REMNANTS OF A PARADE
As far back as I can remember, the Labor Day Parade in our town of Milford, New Hampshire has been a big event. Up until a few years ago, my grandmother's house, just several hundred yards outside of downtown, was the gathering spot for our family. From the front porch, and with the arsenal of food typical of Italian families, we would enjoy the long parade. Long held as the largest in the state, there would be the requisite fire trucks from local towns, at least a dozen marching bands from as far aways as Lowell, Massachussetts, and float after float of varying themes but always done up to the max. When my older boys were children I would usually have one of our tractor-trailers, buffed and polished to a fair-thee-well, and the kids and their friends had a blast, throwing candy and seeing their friends along the route. I always looked forward to it in spite of the melancholy it would sometimes bring, marking the end of summer and the return to school, followed by the dark of winter.
Somewhere along the line, politicians began to use the parade for campaigning. This was never a problem until a few years ago, when the community part of the parade seemed to evaporate into thin air, the marching bands became too expensive for the volunteer-funded parade, and the number of people willing to expend the substantial effort and expense of building an immpresive float became all but gone. In fact, two years ago the parade was so saturated with political stuff that the town decided to ban most of the politicians from the parade. The result was a rather pitiful dribble of a couple of bands, then a huge gap and a long wait, a few antique cars, some fire trucks, a handfull of floats which may have been built the morning of the parade, and of course the Shriners in their little scooters and cars.

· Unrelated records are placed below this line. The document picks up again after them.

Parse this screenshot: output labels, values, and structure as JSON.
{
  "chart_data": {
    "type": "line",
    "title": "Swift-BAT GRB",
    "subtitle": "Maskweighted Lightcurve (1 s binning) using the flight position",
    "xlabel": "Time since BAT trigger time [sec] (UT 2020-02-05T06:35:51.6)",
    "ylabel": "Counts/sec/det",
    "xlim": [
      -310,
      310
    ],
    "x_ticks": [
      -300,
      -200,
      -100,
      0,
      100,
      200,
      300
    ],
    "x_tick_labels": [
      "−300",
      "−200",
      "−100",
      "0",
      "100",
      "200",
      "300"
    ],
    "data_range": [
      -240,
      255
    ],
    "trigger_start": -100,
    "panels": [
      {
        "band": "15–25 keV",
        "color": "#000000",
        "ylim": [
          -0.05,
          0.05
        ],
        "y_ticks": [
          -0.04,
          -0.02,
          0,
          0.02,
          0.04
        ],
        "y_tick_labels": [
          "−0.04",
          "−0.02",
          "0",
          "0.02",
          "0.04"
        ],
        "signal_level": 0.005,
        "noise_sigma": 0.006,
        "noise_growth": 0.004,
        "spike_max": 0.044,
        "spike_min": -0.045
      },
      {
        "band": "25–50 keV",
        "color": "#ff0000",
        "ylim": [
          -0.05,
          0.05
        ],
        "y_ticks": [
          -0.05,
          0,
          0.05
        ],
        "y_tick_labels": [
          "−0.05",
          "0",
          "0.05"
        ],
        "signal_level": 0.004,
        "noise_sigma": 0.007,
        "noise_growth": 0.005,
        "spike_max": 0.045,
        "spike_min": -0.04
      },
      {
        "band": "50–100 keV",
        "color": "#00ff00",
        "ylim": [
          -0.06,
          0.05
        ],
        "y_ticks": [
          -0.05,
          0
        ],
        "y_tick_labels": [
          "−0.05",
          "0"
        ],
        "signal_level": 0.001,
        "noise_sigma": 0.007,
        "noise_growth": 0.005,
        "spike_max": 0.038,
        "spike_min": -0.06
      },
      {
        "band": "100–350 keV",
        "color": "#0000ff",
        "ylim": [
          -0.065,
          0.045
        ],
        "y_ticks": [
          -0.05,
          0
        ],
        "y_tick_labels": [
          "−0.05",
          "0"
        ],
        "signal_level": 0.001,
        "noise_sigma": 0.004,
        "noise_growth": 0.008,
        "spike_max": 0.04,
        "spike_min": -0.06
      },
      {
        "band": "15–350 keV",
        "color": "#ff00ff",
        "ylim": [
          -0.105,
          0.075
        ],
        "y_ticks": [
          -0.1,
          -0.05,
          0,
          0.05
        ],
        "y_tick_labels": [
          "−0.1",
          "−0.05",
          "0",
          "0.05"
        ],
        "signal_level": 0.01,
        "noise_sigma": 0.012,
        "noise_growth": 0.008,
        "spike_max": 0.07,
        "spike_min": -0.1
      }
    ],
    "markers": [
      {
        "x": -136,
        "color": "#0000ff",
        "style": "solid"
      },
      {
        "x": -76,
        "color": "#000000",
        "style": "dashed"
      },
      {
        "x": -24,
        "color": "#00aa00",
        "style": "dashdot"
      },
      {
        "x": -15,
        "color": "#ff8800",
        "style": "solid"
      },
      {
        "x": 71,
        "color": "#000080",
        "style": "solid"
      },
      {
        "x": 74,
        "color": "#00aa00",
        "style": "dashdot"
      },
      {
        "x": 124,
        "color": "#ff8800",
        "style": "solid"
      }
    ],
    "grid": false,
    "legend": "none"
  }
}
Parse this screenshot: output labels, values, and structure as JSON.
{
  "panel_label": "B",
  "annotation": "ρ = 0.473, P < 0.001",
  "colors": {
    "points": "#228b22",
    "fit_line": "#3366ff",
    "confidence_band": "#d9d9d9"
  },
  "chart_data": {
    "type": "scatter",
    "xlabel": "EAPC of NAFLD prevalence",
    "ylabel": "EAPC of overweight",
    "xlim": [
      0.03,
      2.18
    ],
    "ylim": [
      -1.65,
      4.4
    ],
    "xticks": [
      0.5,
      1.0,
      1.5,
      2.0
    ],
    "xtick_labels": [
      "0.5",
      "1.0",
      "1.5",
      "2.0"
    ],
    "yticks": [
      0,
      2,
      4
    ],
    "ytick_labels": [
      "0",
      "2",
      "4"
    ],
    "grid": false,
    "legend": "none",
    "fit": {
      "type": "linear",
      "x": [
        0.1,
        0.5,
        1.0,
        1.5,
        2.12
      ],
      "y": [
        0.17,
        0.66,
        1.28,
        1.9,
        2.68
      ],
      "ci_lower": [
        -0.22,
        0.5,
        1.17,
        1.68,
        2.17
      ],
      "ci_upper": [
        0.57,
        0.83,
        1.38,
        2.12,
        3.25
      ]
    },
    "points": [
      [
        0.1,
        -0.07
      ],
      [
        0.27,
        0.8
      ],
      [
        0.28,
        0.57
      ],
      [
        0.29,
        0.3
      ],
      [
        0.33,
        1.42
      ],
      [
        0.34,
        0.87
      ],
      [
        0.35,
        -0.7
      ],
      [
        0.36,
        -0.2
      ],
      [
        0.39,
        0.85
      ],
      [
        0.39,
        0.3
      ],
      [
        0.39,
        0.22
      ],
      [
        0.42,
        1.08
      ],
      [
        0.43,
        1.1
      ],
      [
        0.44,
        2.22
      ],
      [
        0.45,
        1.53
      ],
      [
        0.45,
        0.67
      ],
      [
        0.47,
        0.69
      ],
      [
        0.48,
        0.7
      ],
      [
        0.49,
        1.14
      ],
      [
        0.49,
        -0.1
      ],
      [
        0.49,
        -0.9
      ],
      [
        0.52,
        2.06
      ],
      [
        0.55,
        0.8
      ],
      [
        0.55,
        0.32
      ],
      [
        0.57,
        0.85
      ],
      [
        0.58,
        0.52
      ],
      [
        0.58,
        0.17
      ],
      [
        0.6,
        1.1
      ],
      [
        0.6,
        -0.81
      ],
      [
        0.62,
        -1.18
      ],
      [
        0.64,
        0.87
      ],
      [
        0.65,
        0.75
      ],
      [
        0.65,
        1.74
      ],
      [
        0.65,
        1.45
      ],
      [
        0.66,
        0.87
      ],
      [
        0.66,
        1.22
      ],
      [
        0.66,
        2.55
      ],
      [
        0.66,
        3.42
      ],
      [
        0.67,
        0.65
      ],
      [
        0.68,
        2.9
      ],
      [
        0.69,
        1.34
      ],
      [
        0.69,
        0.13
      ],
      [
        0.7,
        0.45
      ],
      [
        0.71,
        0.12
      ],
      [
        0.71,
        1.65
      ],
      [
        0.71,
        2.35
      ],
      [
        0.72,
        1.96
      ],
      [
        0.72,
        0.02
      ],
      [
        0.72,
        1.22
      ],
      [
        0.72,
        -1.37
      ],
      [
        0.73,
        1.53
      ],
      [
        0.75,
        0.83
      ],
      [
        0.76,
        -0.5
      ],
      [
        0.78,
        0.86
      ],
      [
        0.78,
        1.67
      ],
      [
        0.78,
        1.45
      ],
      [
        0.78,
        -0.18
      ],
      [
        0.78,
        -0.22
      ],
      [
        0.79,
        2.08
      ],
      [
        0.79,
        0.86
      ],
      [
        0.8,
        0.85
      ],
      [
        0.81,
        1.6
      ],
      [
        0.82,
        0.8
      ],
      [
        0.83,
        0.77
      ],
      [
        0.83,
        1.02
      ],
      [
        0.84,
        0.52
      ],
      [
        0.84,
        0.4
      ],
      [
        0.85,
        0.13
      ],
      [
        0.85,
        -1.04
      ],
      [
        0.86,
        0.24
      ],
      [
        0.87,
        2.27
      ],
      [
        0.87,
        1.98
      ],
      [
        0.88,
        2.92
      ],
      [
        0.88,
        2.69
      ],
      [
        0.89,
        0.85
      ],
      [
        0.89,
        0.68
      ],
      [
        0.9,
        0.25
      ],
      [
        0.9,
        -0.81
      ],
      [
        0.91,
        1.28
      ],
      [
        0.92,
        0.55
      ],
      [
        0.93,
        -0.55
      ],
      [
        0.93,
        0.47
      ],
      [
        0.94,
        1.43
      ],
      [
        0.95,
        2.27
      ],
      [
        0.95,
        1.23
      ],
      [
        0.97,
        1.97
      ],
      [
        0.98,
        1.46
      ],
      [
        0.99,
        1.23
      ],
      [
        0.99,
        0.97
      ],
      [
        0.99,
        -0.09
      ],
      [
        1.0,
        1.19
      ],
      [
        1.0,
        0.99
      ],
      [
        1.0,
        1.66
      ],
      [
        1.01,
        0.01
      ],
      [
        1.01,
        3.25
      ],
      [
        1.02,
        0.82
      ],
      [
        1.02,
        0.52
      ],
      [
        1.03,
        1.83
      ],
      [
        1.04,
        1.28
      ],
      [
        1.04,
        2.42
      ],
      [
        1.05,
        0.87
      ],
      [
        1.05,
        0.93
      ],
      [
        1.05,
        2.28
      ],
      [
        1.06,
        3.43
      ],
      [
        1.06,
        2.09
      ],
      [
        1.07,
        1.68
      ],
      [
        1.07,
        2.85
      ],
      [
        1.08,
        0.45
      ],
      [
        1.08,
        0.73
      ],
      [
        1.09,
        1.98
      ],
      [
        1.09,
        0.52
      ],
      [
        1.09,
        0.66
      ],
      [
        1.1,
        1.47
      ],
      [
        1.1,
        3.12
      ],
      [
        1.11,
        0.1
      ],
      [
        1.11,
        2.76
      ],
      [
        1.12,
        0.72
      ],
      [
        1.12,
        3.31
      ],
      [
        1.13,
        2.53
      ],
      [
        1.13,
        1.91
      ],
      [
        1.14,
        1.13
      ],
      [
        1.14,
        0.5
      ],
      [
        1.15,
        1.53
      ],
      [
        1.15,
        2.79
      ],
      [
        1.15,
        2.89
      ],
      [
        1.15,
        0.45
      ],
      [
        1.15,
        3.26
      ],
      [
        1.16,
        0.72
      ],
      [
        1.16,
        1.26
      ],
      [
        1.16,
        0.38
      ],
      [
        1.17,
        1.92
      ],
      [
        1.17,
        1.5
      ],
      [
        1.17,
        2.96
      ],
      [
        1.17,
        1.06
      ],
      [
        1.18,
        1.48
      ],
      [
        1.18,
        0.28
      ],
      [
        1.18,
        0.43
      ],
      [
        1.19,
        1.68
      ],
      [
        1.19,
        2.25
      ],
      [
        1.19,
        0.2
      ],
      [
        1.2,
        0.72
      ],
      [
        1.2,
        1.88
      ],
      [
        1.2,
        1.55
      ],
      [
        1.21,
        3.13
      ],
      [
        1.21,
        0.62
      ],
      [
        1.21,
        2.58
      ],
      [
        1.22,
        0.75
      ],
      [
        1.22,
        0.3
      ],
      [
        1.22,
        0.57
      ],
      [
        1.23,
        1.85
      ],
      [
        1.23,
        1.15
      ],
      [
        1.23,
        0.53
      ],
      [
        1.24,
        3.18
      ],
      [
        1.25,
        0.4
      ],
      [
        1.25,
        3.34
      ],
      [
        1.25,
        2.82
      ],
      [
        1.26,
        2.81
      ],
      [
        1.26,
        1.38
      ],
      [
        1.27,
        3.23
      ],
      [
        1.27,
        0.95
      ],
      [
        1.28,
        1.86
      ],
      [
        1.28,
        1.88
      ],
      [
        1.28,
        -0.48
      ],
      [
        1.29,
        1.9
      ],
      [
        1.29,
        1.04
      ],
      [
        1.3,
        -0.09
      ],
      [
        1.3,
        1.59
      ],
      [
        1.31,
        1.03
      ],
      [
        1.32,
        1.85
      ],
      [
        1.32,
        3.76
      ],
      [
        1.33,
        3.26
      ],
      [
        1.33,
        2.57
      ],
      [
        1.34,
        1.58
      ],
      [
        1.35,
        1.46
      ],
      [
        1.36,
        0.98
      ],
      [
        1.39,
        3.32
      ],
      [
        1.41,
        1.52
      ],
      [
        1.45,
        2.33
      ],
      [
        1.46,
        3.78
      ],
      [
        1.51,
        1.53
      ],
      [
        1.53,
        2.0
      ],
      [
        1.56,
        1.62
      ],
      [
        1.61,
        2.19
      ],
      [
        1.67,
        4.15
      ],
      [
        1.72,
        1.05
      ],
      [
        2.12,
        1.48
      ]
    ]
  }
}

In today's parade, a fight nearly ensued between two 80-something year-old Shriners after one cut-off the other during their fabled "figure-8" routine. Right there in front of me, I stood in stunned silence, while my kids and a bunch of our friends' kids looked on. It was funny and sad at the same time. I looked around at the hundreds of people around me and recognized few, and pondered briefly my fiftieth birthday coming up in November. It was one of those moments you know you're going to remember...I'm a stranger in my hometown. That connection is slipping away. I can still ride by my grandmother's house, renovated by the new owners, and think about my father walking up to that porch sixty-something years ago to pick up my mother for a date. Home from the war, and kicking up some dust in a town where everyone was a friend.
As if the Ninja Shriners weren't enough, around the bend of our downtown common begins the politicians. I guess we're bending the rules a little given the circumstances. Governor Lynch whom I admire is walking with his wife, shaking hands and with very little fanfare. Soon comes Mitt Romney, pressing the flesh, and with a veritable army of supporters carrying signs, handing out stickers and repeating a very annoying chant of some kind. Next is Obama, in the flesh, riding in a convertible with his wife and with very heavy security. It looked like Secret Service, though I'm sure it's a private detail, but he was really covered. The serious looking guys with the earpieces and two jet-black Suburbans leading and tailing, driven by guys who look even more serious than the other serious-looking guys. Obama's support army looked like a small nation. Stunning. A small sea of people with signs, chanting and all that. At this point I'm feeling queezy.
Next, the queen herself, well not "herself", but her supporters, came upon us with an even bigger army than Obama's. Hillary's Squad. Just incredible. Singing, chanting, jumping up and down, just elated over something. It made me feel like jumping up and down and I don't even know why. It's the power of the suggestion of festivity, I suppose. Feeling relieved it was almost over, from the corner of my eye I catch one last little group tagging along. McCain supporters. Maybe a dozen of them, and I know them all. A final somber note to the end of an era. I leave knowing that things change and there's not a lot you can do about it, but I find myself wishing that once in a while, something would change for the better.